The deal gave Albertson’s 202 Shaw’s and Star Market stores in the region.

Early indications from the third quarter don’t portend much change, Larry Johnston, chief executive officer of Albertson’s, told analysts during a conference call.

Albertson’s also left two markets — Omaha, Neb., and New Orleans — that it deemed unprofitable.

But, early in 2004, the company also launched Extreme Inc., which is rolling out its first price-impact Super Saver stores, in Dallas and Baton Rouge, La.


Albertson’s wasn’t the only major retail grocery chain in the doldrums during the quarter, however.

Jacksonville, Fla.-based Winn-Dixie Stores Inc., which operates primarily in the South, saw its shares fall 14% — a drop not seen in a decade — on the New York Stock Exchange.

Shares of Pleasanton, Calif.-based Safeway Inc. and Kroger were down, as well. Safeway shares closed at $20.46 Sept. 1, having ranged between $18.99 and $25.83 in a year. Kroger shares closed at $16.72, with a range of $14.70-19.70.

Albertson’s, Safeway and Kroger have launched various promotional campaigns and cut prices as a way of competing with industry giant Wal-Mart.

But Wal-Mart continues to be the juggernaut of the industry, with its Supercenter format. Wal-Mart shares closed at $52.63, with a 52-week range of $50.50-61.31.

But even Wal-Mart stock has trended downward since peaking in early March.

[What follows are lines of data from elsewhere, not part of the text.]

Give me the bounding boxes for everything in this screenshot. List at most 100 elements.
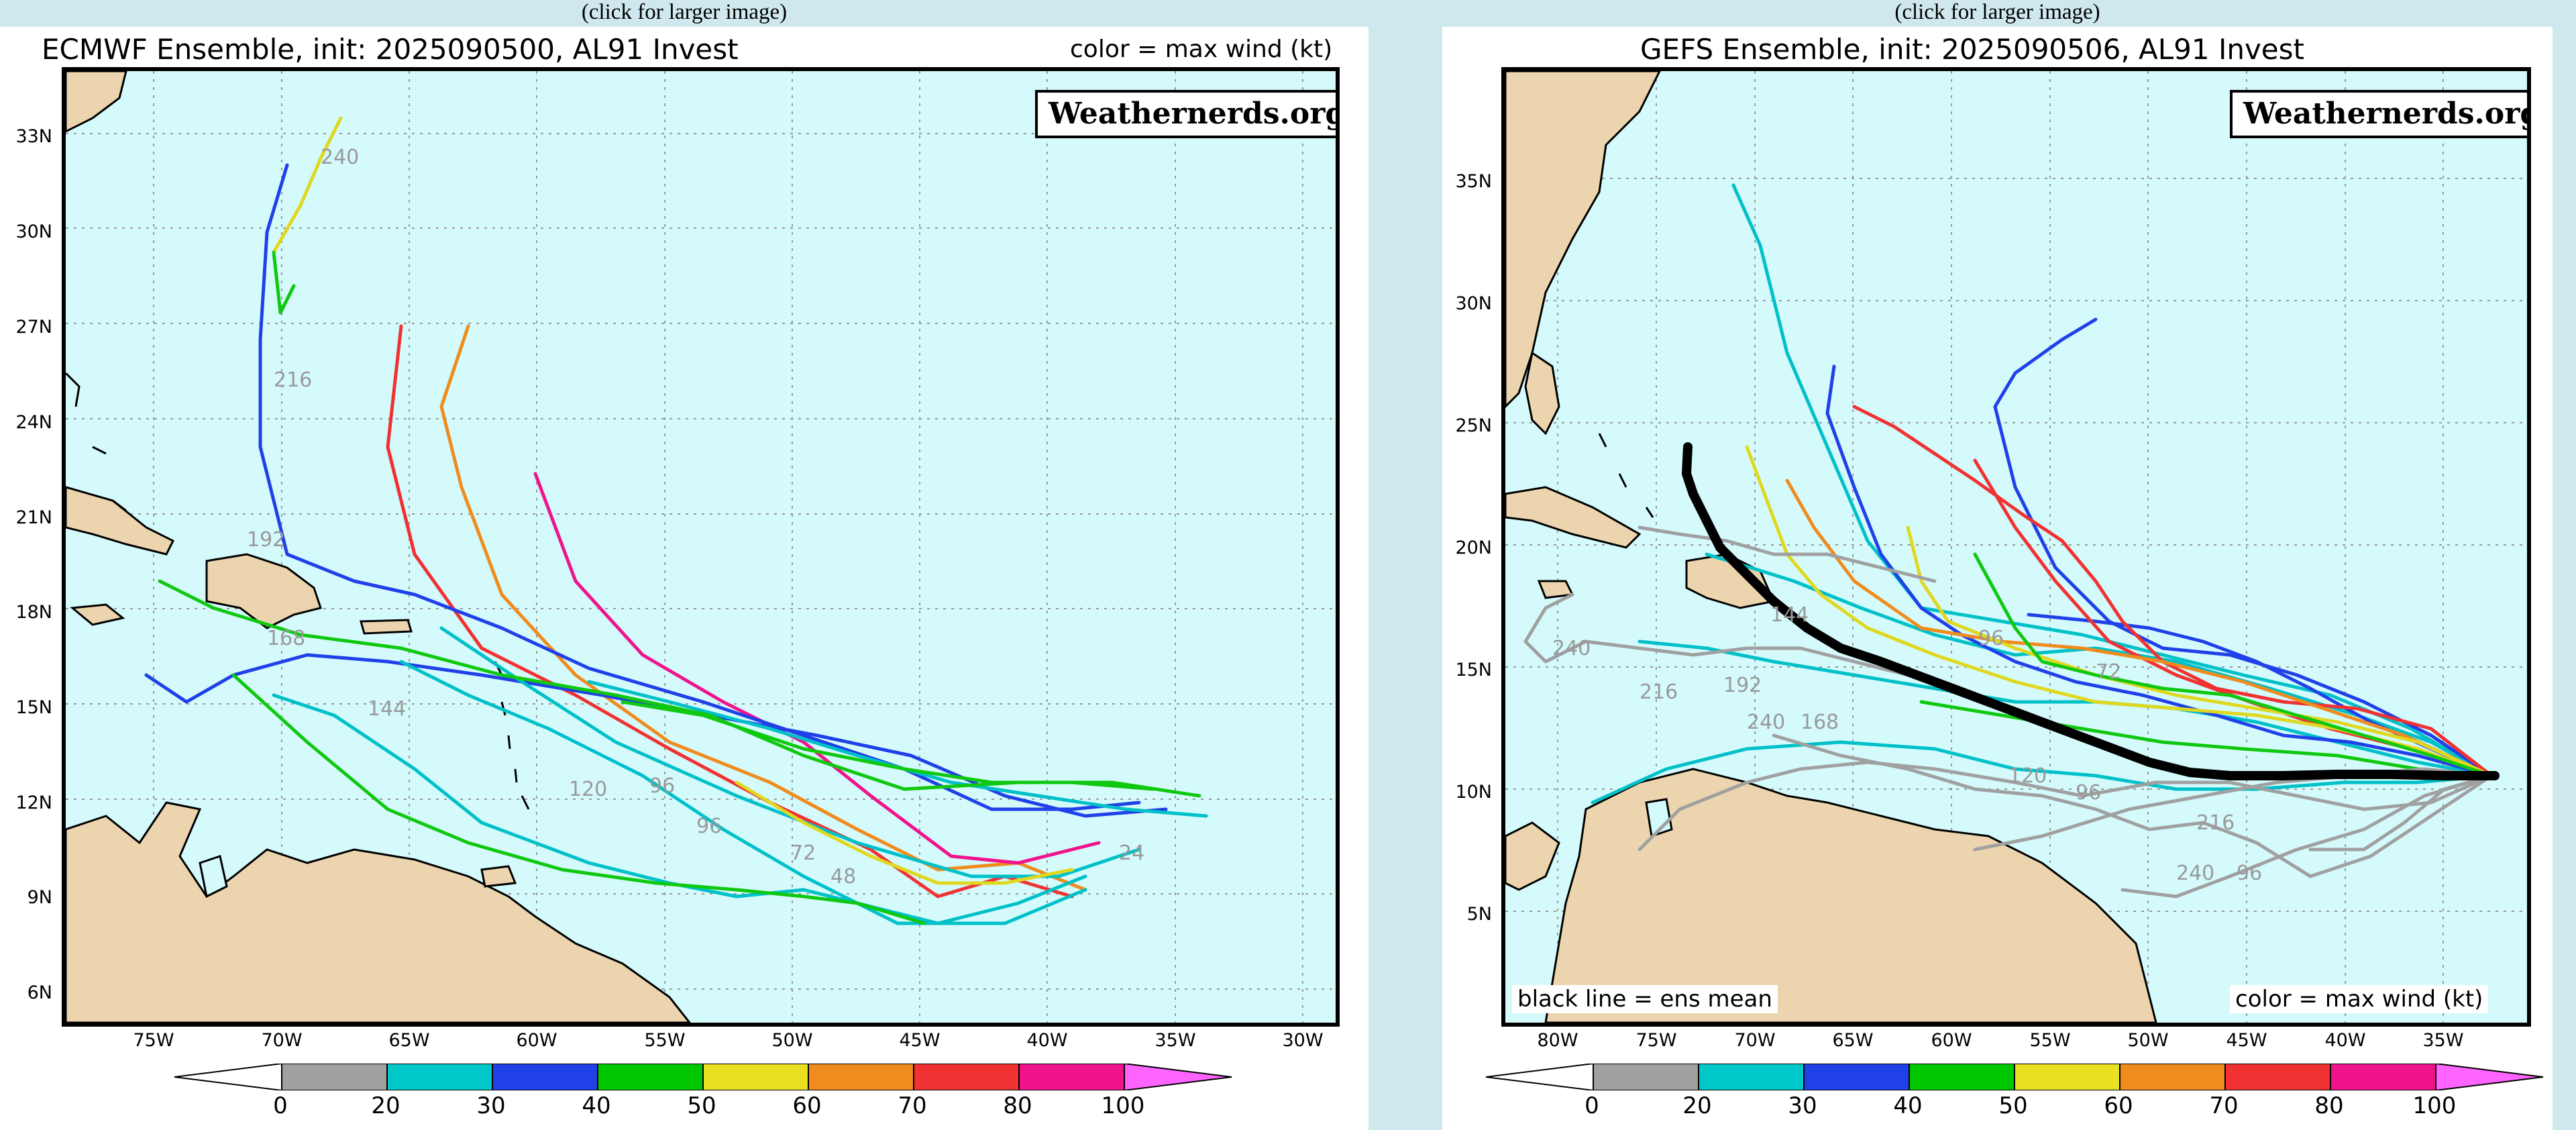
florida-landmass: [1524, 351, 1560, 435]
left-map: 240 216 192 168 144 120 96 96 72 48 24 W…: [62, 67, 1340, 1027]
ensemble-track: [621, 700, 1155, 791]
cuba-landmass: [66, 486, 175, 556]
right-land: [1505, 71, 2157, 1023]
left-watermark[interactable]: Weathernerds.org: [1035, 90, 1336, 138]
colorbar-segment: [2330, 1064, 2436, 1090]
lake-maracaibo: [1645, 798, 1673, 837]
ensemble-mean-track: [1682, 442, 2500, 780]
hour-label: 216: [1640, 680, 1678, 704]
left-land: [66, 71, 691, 1023]
colorbar-segment: [1698, 1064, 1805, 1090]
right-mean-note: black line = ens mean: [1512, 985, 1778, 1013]
ensemble-track: [386, 324, 1074, 898]
hour-label: 240: [321, 146, 359, 169]
ensemble-track: [1825, 364, 2493, 778]
ensemble-track: [1772, 733, 2493, 878]
ensemble-track: [1591, 740, 2493, 805]
lon-label: 75W: [1635, 1030, 1677, 1051]
left-figure[interactable]: ECMWF Ensemble, init: 2025090500, AL91 I…: [0, 27, 1368, 1130]
lon-label: 40W: [1026, 1030, 1068, 1051]
hour-label: 96: [2237, 862, 2262, 885]
colorbar-label: 80: [2314, 1092, 2344, 1119]
right-panel: (click for larger image) GEFS Ensemble, …: [1442, 0, 2553, 1130]
hour-label: 72: [2096, 660, 2121, 684]
colorbar-segment: [1018, 1064, 1125, 1090]
ensemble-track: [1973, 552, 2493, 778]
colorbar-label: 40: [582, 1092, 611, 1119]
hour-label: 168: [267, 627, 305, 650]
right-hour-labels: 240 216 192 240 168 144 96 72 240 96 216…: [1552, 603, 2262, 885]
hour-label: 168: [1801, 711, 1839, 734]
ensemble-track: [1638, 525, 1937, 583]
ensemble-track: [258, 163, 1141, 811]
right-figure[interactable]: GEFS Ensemble, init: 2025090506, AL91 In…: [1442, 27, 2553, 1130]
colorbar-segment: [702, 1064, 809, 1090]
lon-label: 80W: [1537, 1030, 1578, 1051]
lat-label: 5N: [1466, 904, 1492, 925]
colorbar-label: 70: [2209, 1092, 2239, 1119]
hour-label: 216: [274, 368, 312, 392]
lon-label: 40W: [2324, 1030, 2366, 1051]
hour-label: 120: [2008, 764, 2047, 788]
lon-label: 55W: [644, 1030, 686, 1051]
lat-label: 21N: [15, 507, 52, 528]
florida-tip: [66, 71, 127, 133]
hour-label: 96: [696, 815, 722, 838]
lake-maracaibo: [199, 855, 228, 898]
lat-label: 27N: [15, 317, 52, 338]
hispaniola-landmass: [205, 553, 322, 629]
colorbar-label: 80: [1003, 1092, 1032, 1119]
colorbar-label: 70: [898, 1092, 927, 1119]
colorbar-label: 60: [792, 1092, 822, 1119]
hour-label: 240: [2176, 862, 2214, 885]
lon-label: 65W: [1832, 1030, 1874, 1051]
ensemble-track: [1785, 478, 2493, 778]
right-legend-note: color = max wind (kt): [2230, 985, 2489, 1013]
hour-label: 216: [2196, 811, 2235, 835]
lat-label: 20N: [1455, 537, 1492, 558]
colorbar-label: 50: [687, 1092, 716, 1119]
ensemble-track: [1906, 525, 2493, 778]
hour-label: 192: [1723, 674, 1762, 697]
hour-label: 240: [1552, 637, 1591, 660]
lon-label: 35W: [1155, 1030, 1196, 1051]
colorbar-label: 60: [2104, 1092, 2133, 1119]
ensemble-track: [735, 780, 1074, 885]
lon-label: 30W: [1282, 1030, 1324, 1051]
colorbar-segment: [913, 1064, 1020, 1090]
lon-label: 50W: [771, 1030, 813, 1051]
ensemble-track: [2308, 774, 2493, 852]
ensemble-track: [272, 250, 296, 315]
ensemble-track: [1731, 183, 2493, 778]
lat-label: 15N: [1455, 660, 1492, 680]
bahamas-islands: [1598, 433, 1654, 518]
left-title: ECMWF Ensemble, init: 2025090500, AL91 I…: [42, 33, 739, 66]
colorbar-label: 100: [2412, 1092, 2457, 1119]
colorbar-segment: [174, 1064, 282, 1090]
lat-label: 18N: [15, 602, 52, 623]
ensemble-track: [439, 324, 1087, 892]
right-watermark[interactable]: Weathernerds.org: [2230, 90, 2527, 138]
colorbar-label: 100: [1101, 1092, 1145, 1119]
colorbar-svg: [174, 1064, 1232, 1090]
puerto-rico-landmass: [360, 619, 413, 635]
lon-label: 50W: [2127, 1030, 2169, 1051]
colorbar-label: 30: [476, 1092, 506, 1119]
hour-label: 144: [1770, 603, 1809, 627]
lon-label: 35W: [2422, 1030, 2464, 1051]
right-caption[interactable]: (click for larger image): [1894, 0, 2100, 24]
colorbar-segment: [2119, 1064, 2226, 1090]
left-caption[interactable]: (click for larger image): [581, 0, 788, 24]
right-colorbar: [1486, 1064, 2546, 1090]
lon-label: 70W: [261, 1030, 303, 1051]
ensemble-track: [158, 579, 1201, 798]
colorbar-segment: [808, 1064, 914, 1090]
ensemble-track: [399, 660, 1087, 925]
lon-label: 45W: [899, 1030, 941, 1051]
ensemble-track: [533, 472, 1101, 865]
colorbar-segment: [281, 1064, 388, 1090]
lat-label: 30N: [1455, 293, 1492, 314]
right-map-svg: 240 216 192 240 168 144 96 72 240 96 216…: [1505, 71, 2527, 1023]
trinidad-landmass: [480, 865, 517, 888]
lon-label: 70W: [1734, 1030, 1776, 1051]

The general slump has two explanations, said Kurt Barnard, president of Retail Forecasting Group, Upper Montclair, N.J.

“No. 1, the Americans have been bankrupted by the gas pump,” he said. “It leaves them with fewer dollars than they need to do ordinary shopping. No. 2, there’s a pervasive sense in America that jobs are hard to get and easy to lose.”

Barnard said that he does not expect things to improve in the near term.

Toomey said that all traditional retailers were dealing with the same challenges.

“They’re all being impacted by this soft economy that we’re going through,” he said.

Stock prices show strike’s effect

  • Shares for Albertsons, Boise, Idaho, closed Sept. 2 at $24.91 on the New York Stock Exchange. The stock has a 52-week range of $19.20-27.07.

  • The company, which operates 2,500 stores under the Albertsons, Jewel-Osco, Shaw’s and other banners, said profit in the quarter that ended July 29 fell to $125 million, or 34 cents a share, from $162 million, or 44 cents share, for the same period in 2003.